Showcasing The Benefits
Hader likens the product to o.b. tampons, which came onto the market without an applicator. They were more environmentally sound, but they required more work for women upon insertion.
"It took a little bit of early adventure," she says, "[from] women who are less scared."
Ultimately, the tampons gained a buzz and took off. Hader is hoping for the same takeoff for the female condom.
The product has been updated since it was first introduced two decades ago. The version on the market now has a softer material, which warms up immediately. And Hader says that early focus groups found it had another benefit, which is now being used to entice new users.
"The outer ring is this rolled material ... that just fits over the outer lips and clitoris," she says. "Some people say it becomes an added enhancement to your sexual activity."
Motivating the push to reintroduce the female condom is the fact that HIV/AIDS continues to be a persistent problem in the United States, particularly within African-American communities.
The most recent data from the Centers for Disease Control and Prevention shows the HIV incidence rate for black women nearly 15 times as high as that of white women, and nearly four times as high as that of Latinas.
"We have persistent impressions of 1981, that maybe HIV is still just a gay white man's disease," says Hader. "That probably wasn't true at the time either. But we know now for sure, HIV is a women's disease too."
And the disease has struck the nation's capital with a particular vengeance.

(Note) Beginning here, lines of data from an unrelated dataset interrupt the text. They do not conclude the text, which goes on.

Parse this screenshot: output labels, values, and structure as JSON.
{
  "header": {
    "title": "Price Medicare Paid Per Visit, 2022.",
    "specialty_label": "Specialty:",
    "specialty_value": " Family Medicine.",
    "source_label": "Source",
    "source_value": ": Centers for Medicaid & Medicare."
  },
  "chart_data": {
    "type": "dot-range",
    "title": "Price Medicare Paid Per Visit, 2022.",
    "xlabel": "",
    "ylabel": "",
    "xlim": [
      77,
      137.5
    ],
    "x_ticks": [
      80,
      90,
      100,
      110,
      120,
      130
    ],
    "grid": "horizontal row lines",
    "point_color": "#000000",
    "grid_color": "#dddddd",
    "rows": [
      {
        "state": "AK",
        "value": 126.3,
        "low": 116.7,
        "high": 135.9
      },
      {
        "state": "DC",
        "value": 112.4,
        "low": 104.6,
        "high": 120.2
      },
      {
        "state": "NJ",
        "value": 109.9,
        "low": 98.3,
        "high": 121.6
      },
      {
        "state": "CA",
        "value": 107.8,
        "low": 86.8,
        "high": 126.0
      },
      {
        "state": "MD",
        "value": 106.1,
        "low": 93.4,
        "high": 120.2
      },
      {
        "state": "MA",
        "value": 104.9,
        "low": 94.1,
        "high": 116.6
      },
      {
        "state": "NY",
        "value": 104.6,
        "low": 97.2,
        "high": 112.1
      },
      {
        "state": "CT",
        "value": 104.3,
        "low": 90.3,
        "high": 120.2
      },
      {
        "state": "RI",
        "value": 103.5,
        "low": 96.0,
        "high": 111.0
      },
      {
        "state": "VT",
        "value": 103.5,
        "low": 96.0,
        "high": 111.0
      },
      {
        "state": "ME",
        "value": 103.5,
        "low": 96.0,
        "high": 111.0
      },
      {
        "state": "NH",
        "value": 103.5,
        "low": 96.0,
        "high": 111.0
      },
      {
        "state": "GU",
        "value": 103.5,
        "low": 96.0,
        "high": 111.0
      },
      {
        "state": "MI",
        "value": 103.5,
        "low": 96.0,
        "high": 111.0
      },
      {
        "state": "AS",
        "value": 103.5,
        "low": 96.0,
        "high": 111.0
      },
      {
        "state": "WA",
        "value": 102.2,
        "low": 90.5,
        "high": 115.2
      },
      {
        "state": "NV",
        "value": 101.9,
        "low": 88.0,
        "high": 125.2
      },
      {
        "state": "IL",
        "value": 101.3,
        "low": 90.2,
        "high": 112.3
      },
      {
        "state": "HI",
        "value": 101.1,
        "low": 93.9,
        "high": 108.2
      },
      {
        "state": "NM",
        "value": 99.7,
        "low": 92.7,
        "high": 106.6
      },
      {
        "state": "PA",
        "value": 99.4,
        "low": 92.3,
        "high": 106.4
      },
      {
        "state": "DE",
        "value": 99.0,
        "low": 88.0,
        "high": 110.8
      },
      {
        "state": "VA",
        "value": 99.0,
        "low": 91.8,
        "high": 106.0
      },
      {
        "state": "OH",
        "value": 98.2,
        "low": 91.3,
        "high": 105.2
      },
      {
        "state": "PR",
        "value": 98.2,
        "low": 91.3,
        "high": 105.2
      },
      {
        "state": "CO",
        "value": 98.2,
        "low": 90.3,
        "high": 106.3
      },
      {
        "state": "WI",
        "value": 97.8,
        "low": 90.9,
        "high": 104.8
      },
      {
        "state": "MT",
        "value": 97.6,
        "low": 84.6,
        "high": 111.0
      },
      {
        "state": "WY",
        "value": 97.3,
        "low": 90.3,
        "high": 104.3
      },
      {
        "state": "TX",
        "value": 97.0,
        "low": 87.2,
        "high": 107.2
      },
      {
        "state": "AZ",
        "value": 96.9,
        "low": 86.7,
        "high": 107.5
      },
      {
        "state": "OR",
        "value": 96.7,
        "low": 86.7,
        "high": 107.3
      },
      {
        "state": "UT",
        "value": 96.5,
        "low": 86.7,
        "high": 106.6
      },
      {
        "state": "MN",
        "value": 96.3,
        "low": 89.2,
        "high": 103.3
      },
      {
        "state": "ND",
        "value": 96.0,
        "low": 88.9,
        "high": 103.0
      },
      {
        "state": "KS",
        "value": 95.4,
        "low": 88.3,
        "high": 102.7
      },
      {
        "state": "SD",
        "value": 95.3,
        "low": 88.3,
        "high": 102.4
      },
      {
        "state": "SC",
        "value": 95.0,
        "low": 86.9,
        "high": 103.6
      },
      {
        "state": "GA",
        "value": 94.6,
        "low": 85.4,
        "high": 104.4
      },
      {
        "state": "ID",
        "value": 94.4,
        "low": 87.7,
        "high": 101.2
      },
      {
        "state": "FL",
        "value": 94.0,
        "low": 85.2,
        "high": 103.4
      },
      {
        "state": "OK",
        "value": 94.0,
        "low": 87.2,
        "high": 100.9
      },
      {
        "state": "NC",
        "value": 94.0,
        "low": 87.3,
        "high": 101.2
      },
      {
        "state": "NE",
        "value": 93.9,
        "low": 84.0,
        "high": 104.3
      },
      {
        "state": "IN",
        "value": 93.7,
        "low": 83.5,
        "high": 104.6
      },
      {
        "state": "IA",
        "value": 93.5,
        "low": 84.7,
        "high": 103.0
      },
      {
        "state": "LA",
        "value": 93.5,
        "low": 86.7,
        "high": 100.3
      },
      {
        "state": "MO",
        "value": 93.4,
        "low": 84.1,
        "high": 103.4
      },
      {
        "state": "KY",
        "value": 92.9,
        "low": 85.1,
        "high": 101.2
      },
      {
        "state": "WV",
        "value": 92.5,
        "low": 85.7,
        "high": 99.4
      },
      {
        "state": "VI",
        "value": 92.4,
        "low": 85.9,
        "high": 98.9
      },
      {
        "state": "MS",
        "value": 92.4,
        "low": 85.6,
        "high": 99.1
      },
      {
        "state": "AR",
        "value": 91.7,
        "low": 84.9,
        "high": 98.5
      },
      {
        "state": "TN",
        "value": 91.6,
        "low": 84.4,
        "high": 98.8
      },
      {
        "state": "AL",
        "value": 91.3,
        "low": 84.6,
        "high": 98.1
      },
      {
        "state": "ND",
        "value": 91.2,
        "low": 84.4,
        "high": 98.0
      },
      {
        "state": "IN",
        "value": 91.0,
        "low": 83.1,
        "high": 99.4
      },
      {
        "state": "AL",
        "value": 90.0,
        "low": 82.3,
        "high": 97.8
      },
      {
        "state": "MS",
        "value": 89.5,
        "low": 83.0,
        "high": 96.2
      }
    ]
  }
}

The breadth of the epidemic was captured recently in a media campaign by the AIDS Healthcare Foundation that used the slogan, "AIDS is D.C.'s Katrina."
The MAC AIDS Fund is providing the funding to distribute half a million female condoms specifically in Washington, D.C. The fund's executive director, Nancy Mahon, reports that the project has been a public-private partnership between her organization, the CDC and CVS drugstores, which has agreed to carry the female condom, so that women who try the free condoms and like them will have a place to buy them.
The free condoms will be distributed in clothing stores, beauty salons and other public gathering places.
"The best examples oftentimes have been barber shops and beauty salons, where people hang out," Hader says. "They start conversations, and even just having that fishbowl of condoms there, starts people talking about sex ... so we think these are really friendly places to introduce some of these really important safer sex products."
The female condom may not be for everyone, she acknowledges, but it is one more weapon in the fight against the spread of HIV and AIDS.